In computing Father's actual income, however, the court did not recognize that Father's income "include[d]" the fringe benefits. Instead, the court added a little more than $100,000.00, representing the fringe benefits, to the total of $151,000.00 in self-employment income. On the basis of that addition, the court concluded that Father's actual income equaled $251,214.00.
The court's conclusion was clearly erroneous. Father testified, unequivocally, that his self-employment "include[d]" the fringe benefits. The record discloses no basis on which the court could reasonably have found otherwise. Thus, in adding more than $100,000.00 in fringe benefits to Father's self-employment income, which already "include[d]" the fringe benefits, the court erroneously double-counted one component of Father's income.
Mother responds that this is an "above-guidelines case," in which the statutory child-support guidelines do not apply because the parents' "combined adjusted actual income" exceeded $15,000.00 per month. Mother correctly observes that in an above- guidelines case "the court may use its discretion in settling the amount of child support." FL § 12-204(d); see Malin v. Mininberg, 153 Md.App. 358, 410-11 (2003).
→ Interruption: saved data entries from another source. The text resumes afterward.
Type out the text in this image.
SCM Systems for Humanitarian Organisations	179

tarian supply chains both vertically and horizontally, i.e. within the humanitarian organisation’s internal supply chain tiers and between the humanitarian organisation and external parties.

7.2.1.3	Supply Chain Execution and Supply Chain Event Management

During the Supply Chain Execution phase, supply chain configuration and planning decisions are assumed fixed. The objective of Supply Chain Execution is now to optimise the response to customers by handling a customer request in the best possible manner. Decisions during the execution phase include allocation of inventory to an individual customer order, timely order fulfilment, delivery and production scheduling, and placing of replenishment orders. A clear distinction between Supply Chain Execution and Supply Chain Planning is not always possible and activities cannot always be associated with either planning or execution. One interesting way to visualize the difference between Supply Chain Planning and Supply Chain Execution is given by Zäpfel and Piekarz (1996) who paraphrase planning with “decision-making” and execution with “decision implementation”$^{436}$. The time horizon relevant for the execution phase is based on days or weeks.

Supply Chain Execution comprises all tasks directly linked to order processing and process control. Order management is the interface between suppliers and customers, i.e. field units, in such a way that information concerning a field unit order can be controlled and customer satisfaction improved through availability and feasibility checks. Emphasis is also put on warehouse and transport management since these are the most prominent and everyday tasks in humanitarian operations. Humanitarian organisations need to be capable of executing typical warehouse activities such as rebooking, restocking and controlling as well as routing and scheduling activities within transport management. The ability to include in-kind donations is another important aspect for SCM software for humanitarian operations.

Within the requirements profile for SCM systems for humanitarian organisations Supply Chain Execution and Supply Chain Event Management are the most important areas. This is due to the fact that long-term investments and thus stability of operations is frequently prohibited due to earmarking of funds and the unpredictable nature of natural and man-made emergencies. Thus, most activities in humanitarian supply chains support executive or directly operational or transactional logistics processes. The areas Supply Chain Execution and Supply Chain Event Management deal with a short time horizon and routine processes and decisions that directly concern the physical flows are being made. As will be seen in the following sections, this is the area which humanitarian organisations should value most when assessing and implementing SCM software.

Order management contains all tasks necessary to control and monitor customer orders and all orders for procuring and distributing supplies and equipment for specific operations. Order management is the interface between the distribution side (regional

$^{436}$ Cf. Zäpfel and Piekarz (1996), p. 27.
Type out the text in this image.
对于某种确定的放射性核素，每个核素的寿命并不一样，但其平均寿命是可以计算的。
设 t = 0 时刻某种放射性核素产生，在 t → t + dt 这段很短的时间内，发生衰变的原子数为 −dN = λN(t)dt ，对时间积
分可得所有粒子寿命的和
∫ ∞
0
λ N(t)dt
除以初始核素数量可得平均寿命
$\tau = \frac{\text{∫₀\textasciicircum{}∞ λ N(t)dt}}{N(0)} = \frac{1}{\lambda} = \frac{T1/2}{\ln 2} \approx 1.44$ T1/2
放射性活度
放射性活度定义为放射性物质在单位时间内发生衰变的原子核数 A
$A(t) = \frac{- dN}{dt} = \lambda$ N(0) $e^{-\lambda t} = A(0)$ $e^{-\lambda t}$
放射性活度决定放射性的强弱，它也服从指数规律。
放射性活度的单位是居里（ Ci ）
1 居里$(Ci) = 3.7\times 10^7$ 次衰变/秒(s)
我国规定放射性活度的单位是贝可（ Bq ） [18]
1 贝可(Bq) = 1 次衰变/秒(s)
Even in an above-guidelines case, however, a court does not have the discretion to make a factual finding that is not only unsupported but contradicted by the factual record. And even in an above-guidelines case, a proper exercise of discretion begins with an accurate finding of each parent's actual income. See, e.g., Ruiz v. Kinoshita, 239 Md.App. 395, 427 (2018); Walker v. Grow, 170 Md.App. at 267.
For cases filed on or after July 1, 2022, the child-support guidelines apply when the parents' "combined actual income" is up to $30,000.00 per month.
Because the court committed clear error in its finding of Father's actual income, we shall vacate the judgment insofar as it pertains to Father's child-support obligation. On remand, the court shall reassess the evidence and make a new finding, supported by the record, concerning Father's actual income. On the basis of that finding, the court shall recompute Father's child-support obligation, including the amount, if any, of his arrearages.
ON THE ISSUE OF PHYSICAL CUSTODY, THE CASE IS REMANDED TO THE CIRCUIT COURT FOR BALTIMORE CITY, PURSUANT TO MARYLAND RULE 8-604(D), WITHOUT AFFIRMANCE, REVERSAL, OR MODIFICATION OF THE JUDGMENT, FOR FURTHER PROCEEDINGS CONSISTENT WITH THIS OPINION; AS IT PERTAINS TO CHILD SUPPORT, THE JUDGMENT OF THE CIRCUIT COURT FOR BALTIMORE CITY IS VACATED, AND THE CASE IS REMANDED TO THAT COURT FOR FURTHER PROCEEDINGS CONSISTENT WITH THIS OPINION; COSTS ARE TO BE PAID BY APPELLEE.
[*]This is an unreported opinion, and it may not be cited in any paper, brief, motion, or other document filed in this Court or any other Maryland Court as either precedent within the rule of stare decisis or as persuasive authority. Md. Rule 1-104.